I have always had the neck gasket blow - albeit repairable - or delam or pinholes or foot seams leak long before any of my drysuit zippers ever leaked at all. Overall the zippers are the most durable part of them. The fabric is much more vulnerable. I adore Goretex but nothing is perfect. Just darned good.
I know people who swear they will always overheat in a drysuit. I personally don’t get it - my roll needs repair each year so when alone I am more likely to do something like a static brace or just pour water all over myself. But I have never been unable to cool off in a drysuit.
There are various reasons a wetsuiit is less practical for me in dicy temps anyway, but even if that were not so I would stay with dry as a preferred solution. Two part separates and allow that some water may come in at the waist also OK.
I’m curious if you do much climbing around at a paddling destination? We do quite a bit of that and I’d need to be taking it off in rocks and sand. Thin neoprene and booties work well for climbing.
Not here. I will often take a break for lunch and hang out, and in Maine you are talking rocks with some sand. But more rocks. But just to walk over to get to something like a picnic table. In warmer weather two piece systems are my preferred solution these days, because I am paddling very conservatively in terms of conditions now going soslo.

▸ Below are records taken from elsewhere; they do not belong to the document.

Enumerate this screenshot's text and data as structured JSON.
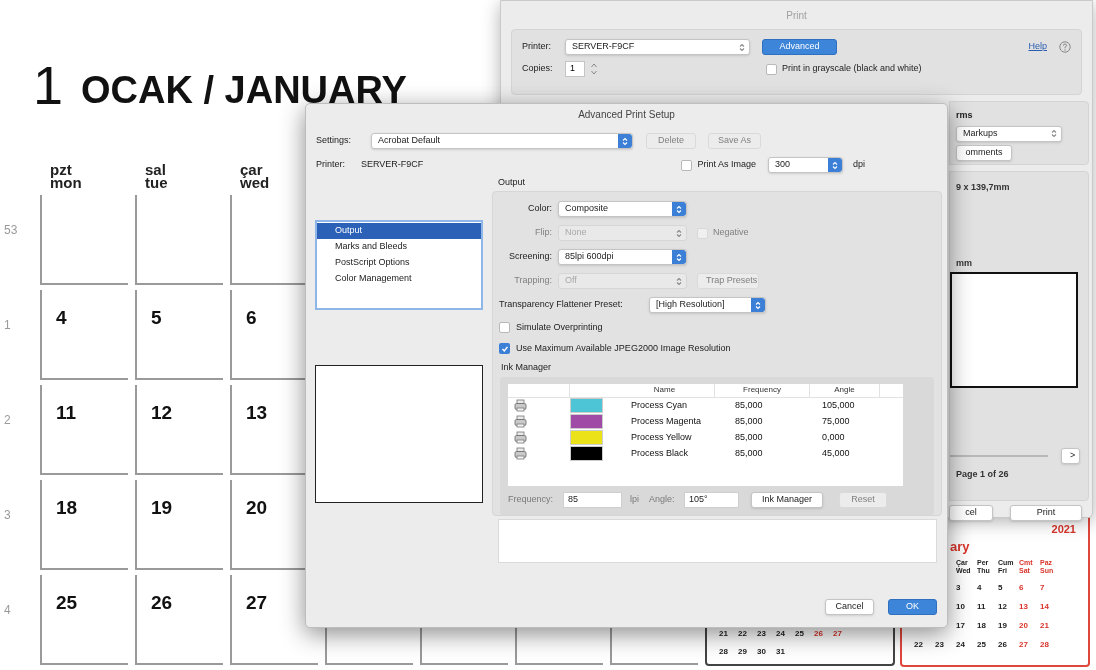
{
  "wall_calendar": {
    "day_number": "1",
    "title": "OCAK / JANUARY",
    "weekdays": [
      {
        "tr": "pzt",
        "en": "mon"
      },
      {
        "tr": "sal",
        "en": "tue"
      },
      {
        "tr": "çar",
        "en": "wed"
      }
    ],
    "weeks": [
      {
        "number": "53"
      },
      {
        "number": "1",
        "days": [
          "4",
          "5",
          "6"
        ]
      },
      {
        "number": "2",
        "days": [
          "11",
          "12",
          "13"
        ]
      },
      {
        "number": "3",
        "days": [
          "18",
          "19",
          "20"
        ]
      },
      {
        "number": "4",
        "days": [
          "25",
          "26",
          "27"
        ]
      }
    ]
  },
  "month_calendar": {
    "weeks": [
      [
        {
          "day": "21",
          "weekend": false
        },
        {
          "day": "22",
          "weekend": false
        },
        {
          "day": "23",
          "weekend": false
        },
        {
          "day": "24",
          "weekend": false
        },
        {
          "day": "25",
          "weekend": false
        },
        {
          "day": "26",
          "weekend": true
        },
        {
          "day": "27",
          "weekend": true
        }
      ],
      [
        {
          "day": "28",
          "weekend": false
        },
        {
          "day": "29",
          "weekend": false
        },
        {
          "day": "30",
          "weekend": false
        },
        {
          "day": "31",
          "weekend": false
        }
      ]
    ]
  },
  "next_calendar": {
    "year": "2021",
    "month": "ary",
    "weekdays": [
      {
        "tr": "Çar",
        "en": "Wed",
        "weekend": false
      },
      {
        "tr": "Per",
        "en": "Thu",
        "weekend": false
      },
      {
        "tr": "Cum",
        "en": "Fri",
        "weekend": false
      },
      {
        "tr": "Cmt",
        "en": "Sat",
        "weekend": true
      },
      {
        "tr": "Paz",
        "en": "Sun",
        "weekend": true
      }
    ],
    "weeks": [
      [
        {
          "day": "3",
          "weekend": false
        },
        {
          "day": "4",
          "weekend": false
        },
        {
          "day": "5",
          "weekend": false
        },
        {
          "day": "6",
          "weekend": true
        },
        {
          "day": "7",
          "weekend": true
        }
      ],
      [
        {
          "day": "10",
          "weekend": false
        },
        {
          "day": "11",
          "weekend": false
        },
        {
          "day": "12",
          "weekend": false
        },
        {
          "day": "13",
          "weekend": true
        },
        {
          "day": "14",
          "weekend": true
        }
      ],
      [
        {
          "day": "17",
          "weekend": false
        },
        {
          "day": "18",
          "weekend": false
        },
        {
          "day": "19",
          "weekend": false
        },
        {
          "day": "20",
          "weekend": true
        },
        {
          "day": "21",
          "weekend": true
        }
      ],
      [
        {
          "day": "22",
          "weekend": false
        },
        {
          "day": "23",
          "weekend": false
        },
        {
          "day": "24",
          "weekend": false
        },
        {
          "day": "25",
          "weekend": false
        },
        {
          "day": "26",
          "weekend": false
        },
        {
          "day": "27",
          "weekend": true
        },
        {
          "day": "28",
          "weekend": true
        }
      ]
    ]
  },
  "print_dialog": {
    "title": "Print",
    "printer_label": "Printer:",
    "printer": "SERVER-F9CF",
    "advanced": "Advanced",
    "help": "Help",
    "copies_label": "Copies:",
    "copies": "1",
    "grayscale": {
      "label": "Print in grayscale (black and white)",
      "checked": false
    },
    "forms_heading": "rms",
    "markups": "Markups",
    "comments_button": "omments",
    "page_size": "9 x 139,7mm",
    "scale_size": "mm",
    "next_page": ">",
    "page_info": "Page 1 of 26",
    "buttons": [
      {
        "label": "cel",
        "primary": false
      },
      {
        "label": "Print",
        "primary": false
      }
    ]
  },
  "advanced_dialog": {
    "title": "Advanced Print Setup",
    "settings_label": "Settings:",
    "settings": "Acrobat Default",
    "buttons": [
      {
        "label": "Delete",
        "disabled": true
      },
      {
        "label": "Save As",
        "disabled": true
      }
    ],
    "printer_label": "Printer:",
    "printer": "SERVER-F9CF",
    "print_as_image": {
      "label": "Print As Image",
      "checked": false
    },
    "resolution": "300",
    "resolution_unit": "dpi",
    "sections": [
      {
        "label": "Output",
        "selected": true
      },
      {
        "label": "Marks and Bleeds",
        "selected": false
      },
      {
        "label": "PostScript Options",
        "selected": false
      },
      {
        "label": "Color Management",
        "selected": false
      }
    ],
    "output": {
      "heading": "Output",
      "rows": [
        {
          "label": "Color:",
          "value": "Composite",
          "disabled": false
        },
        {
          "label": "Flip:",
          "value": "None",
          "disabled": true,
          "companion": {
            "kind": "checkbox",
            "label": "Negative",
            "checked": false,
            "disabled": true
          }
        },
        {
          "label": "Screening:",
          "value": "85lpi 600dpi",
          "disabled": false
        },
        {
          "label": "Trapping:",
          "value": "Off",
          "disabled": true,
          "companion": {
            "kind": "button",
            "label": "Trap Presets",
            "disabled": true
          }
        }
      ],
      "flattener": {
        "label": "Transparency Flattener Preset:",
        "value": "[High Resolution]"
      },
      "options": [
        {
          "label": "Simulate Overprinting",
          "checked": false
        },
        {
          "label": "Use Maximum Available JPEG2000 Image Resolution",
          "checked": true
        }
      ]
    },
    "ink_manager": {
      "heading": "Ink Manager",
      "columns": [
        "Name",
        "Frequency",
        "Angle"
      ],
      "inks": [
        {
          "name": "Process Cyan",
          "frequency": "85,000",
          "angle": "105,000",
          "color": "#4ec5d6"
        },
        {
          "name": "Process Magenta",
          "frequency": "85,000",
          "angle": "75,000",
          "color": "#a04ba6"
        },
        {
          "name": "Process Yellow",
          "frequency": "85,000",
          "angle": "0,000",
          "color": "#ece21a"
        },
        {
          "name": "Process Black",
          "frequency": "85,000",
          "angle": "45,000",
          "color": "#000000"
        }
      ],
      "frequency_label": "Frequency:",
      "frequency": "85",
      "frequency_unit": "lpi",
      "angle_label": "Angle:",
      "angle": "105°",
      "buttons": [
        {
          "label": "Ink Manager",
          "disabled": false
        },
        {
          "label": "Reset",
          "disabled": true
        }
      ]
    },
    "footer_buttons": [
      {
        "label": "Cancel",
        "primary": false
      },
      {
        "label": "OK",
        "primary": true
      }
    ]
  }
}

Our temperatures made the decision for me. Thanksgiving day I was in Nevada visiting my Mom and Sister. My house-sitter told me we got 22" of snow, and when I came home the next Tuesday night it was still 17" deep.
Lakes are iced over now. Lows at night in the single digits and highs in the low to mid 20s.
I’d hoped to get in a few December trips, but ------- NOPE! Not going to happen!
I’m dun! D U N, dun! It’s hard enough under ideal conditions or when the temperature gets to 85°. When the temperature fmdrops to 60° air and 60° water temp, I don’t like it. Nobody needs to show me stats or convince me to use a PFD. All y’all can have the waterways to yo seffs!
I don’t think its physically possible here in no-salt land for the water to get any colder. The skim ice along the shore today made that cool moving crack-rip sound behind me as my bow wave ran along it. Also pissed off a mink. Ended up with numb fingers and toes but the air wasn’t cold enough for frostbite. No other crazies out today.
Boats with vertical bows like my wife’s QCC 600X or the Epics tend to be stopped dead by even skim ice. My Arluk 1.9 with the typical upswept bow can be paddled through skim ice.